PATHS SERIES 2010-2012-FOREWORD

This series of paintings is the result of a collection I have made over the years... Collection of visual memories. Although it is a direction I explored in previous works (especially the Deltas series in 2005. See And so it is in Catalogues/Bangkok/ Rotunda gallery/ November 2005), it all came together after a trip to Australia in 2009.

These visual memories may be small, like the holes made by the waves eroding the seashore rocks. Big, like the view of a desert from a plane. Delicate, like the weeds undulating at the bottom of a river. Or impressive, like the mighty ocean meeting the red cliff. All intensely beautiful and poetic. Sometimes two memories overlap and a fragile swirl leaves its trace on a dense patch of colour.

This work is just a beginning as the collection of visual memories is an ongoing process. When it will happen is beyond my control. It is always an unexpected epiphany. Knowing which one will trigger a painting is unpredictable as well. Some disappear in my memory, some resurface and have to become colours and textures.

The latest paintings have been inspired by walks along the Thames path (Eyot, Eyot and birds, The river turn sand twists...) as the river meanders, the trees and the changing sky create an ever evolving scenery.

On the canvas I try to echo the rhythm of my steps through the sceneries I am part of for a moment. I found expressions of a similar experience in Barbara Heptworth and Gauguin writings.
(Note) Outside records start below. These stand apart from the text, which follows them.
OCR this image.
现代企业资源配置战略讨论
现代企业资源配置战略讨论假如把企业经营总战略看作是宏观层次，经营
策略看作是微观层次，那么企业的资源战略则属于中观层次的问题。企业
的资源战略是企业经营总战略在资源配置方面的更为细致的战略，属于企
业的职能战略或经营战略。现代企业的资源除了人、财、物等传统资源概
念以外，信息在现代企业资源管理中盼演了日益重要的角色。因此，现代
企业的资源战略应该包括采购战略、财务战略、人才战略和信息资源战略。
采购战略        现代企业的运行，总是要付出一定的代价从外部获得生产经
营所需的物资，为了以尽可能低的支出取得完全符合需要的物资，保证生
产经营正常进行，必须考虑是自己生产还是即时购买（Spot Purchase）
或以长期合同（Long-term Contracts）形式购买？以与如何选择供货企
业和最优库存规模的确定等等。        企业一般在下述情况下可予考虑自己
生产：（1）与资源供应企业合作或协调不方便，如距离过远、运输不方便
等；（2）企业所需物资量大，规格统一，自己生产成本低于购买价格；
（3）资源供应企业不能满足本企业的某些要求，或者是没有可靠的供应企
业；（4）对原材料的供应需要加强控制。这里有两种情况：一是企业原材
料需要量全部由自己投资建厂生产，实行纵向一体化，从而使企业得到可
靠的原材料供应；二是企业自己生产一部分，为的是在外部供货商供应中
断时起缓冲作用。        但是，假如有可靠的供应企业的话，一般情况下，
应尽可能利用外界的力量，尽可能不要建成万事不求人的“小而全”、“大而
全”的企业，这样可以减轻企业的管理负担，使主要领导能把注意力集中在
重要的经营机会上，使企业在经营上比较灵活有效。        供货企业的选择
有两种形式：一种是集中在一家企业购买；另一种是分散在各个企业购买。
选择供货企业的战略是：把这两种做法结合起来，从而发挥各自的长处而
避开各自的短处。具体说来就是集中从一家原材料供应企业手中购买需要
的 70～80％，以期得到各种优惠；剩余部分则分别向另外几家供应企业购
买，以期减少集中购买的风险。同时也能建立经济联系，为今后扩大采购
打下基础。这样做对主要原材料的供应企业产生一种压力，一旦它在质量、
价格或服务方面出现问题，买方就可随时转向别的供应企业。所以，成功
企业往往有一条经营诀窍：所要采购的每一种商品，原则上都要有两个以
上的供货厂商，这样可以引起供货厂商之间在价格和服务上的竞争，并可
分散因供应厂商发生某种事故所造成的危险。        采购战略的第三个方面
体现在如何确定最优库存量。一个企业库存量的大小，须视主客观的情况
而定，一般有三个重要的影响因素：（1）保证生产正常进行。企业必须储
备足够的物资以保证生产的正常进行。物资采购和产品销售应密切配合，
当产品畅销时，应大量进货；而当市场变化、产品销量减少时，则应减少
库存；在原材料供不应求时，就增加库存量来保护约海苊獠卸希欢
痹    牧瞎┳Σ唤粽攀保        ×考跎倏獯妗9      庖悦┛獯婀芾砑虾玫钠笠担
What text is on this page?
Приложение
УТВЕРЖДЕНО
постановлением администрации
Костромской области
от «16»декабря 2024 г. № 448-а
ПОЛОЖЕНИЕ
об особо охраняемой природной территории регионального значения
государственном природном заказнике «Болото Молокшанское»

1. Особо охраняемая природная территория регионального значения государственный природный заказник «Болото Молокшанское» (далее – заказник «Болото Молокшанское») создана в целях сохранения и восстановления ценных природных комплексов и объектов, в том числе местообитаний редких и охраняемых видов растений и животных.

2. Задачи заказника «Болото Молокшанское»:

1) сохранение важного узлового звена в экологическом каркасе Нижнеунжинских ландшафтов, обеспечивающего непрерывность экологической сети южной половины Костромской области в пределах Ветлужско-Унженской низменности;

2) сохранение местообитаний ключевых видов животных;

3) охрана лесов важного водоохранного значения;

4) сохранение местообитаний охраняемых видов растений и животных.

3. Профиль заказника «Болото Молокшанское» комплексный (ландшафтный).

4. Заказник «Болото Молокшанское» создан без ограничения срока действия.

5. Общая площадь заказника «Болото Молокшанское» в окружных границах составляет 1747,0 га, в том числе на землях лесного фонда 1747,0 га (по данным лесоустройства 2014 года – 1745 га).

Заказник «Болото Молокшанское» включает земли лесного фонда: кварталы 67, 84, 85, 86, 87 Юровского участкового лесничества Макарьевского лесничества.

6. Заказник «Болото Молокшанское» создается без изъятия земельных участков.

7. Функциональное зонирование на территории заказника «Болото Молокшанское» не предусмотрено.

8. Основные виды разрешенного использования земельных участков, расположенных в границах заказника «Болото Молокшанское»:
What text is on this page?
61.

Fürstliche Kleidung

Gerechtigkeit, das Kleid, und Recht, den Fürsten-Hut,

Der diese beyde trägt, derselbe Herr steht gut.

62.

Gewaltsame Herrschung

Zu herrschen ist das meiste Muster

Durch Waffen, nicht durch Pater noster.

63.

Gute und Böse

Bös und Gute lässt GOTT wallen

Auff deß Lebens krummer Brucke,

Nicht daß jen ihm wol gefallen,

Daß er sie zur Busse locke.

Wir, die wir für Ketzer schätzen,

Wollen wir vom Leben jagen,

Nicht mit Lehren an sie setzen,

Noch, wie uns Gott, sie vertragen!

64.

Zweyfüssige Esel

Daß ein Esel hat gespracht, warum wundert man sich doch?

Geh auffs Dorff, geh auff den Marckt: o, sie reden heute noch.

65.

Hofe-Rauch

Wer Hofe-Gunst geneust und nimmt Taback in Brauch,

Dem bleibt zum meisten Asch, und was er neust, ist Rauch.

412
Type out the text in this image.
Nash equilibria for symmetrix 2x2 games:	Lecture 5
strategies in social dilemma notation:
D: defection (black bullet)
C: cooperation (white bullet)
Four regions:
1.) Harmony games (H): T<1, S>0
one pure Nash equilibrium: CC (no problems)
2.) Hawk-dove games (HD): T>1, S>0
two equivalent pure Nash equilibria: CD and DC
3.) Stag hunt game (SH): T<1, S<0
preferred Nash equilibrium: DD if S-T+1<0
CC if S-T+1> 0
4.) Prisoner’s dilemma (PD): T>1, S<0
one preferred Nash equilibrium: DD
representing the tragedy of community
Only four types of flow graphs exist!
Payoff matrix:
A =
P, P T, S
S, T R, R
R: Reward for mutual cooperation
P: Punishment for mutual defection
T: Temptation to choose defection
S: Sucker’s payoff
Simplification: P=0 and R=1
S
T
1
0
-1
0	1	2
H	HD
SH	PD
"All my early memories are of forms and shapes and textures. Moving through and over the West Riding landscape with my father in his car, the hills were sculptures; the roads defined the forms. Above all, there was the sensation of moving physically over the contours of fullnesses and concavities, through hollows and over peaks – feeling, touching, seeing, through mind and hand and eye. This sensation has never left me. I, the sculptor, am the landscape. I am the form and I am the hollow, the thrust and the contour."
* Barbara Hepworth, source of her quotes on sculpture art works and life “Barbara Hepworth, A Pictorial autobiography”, New York, Praeger Publishers, 1970, p. 280 .

 "I love Brittany. I find a certain wildness and primitiveness here. When my clogs resound on this granite soil, I hear the dull, matt, powerful tone I seek in my painting." Paul Gauguin, letter to Émile Schuffenecker in 1888.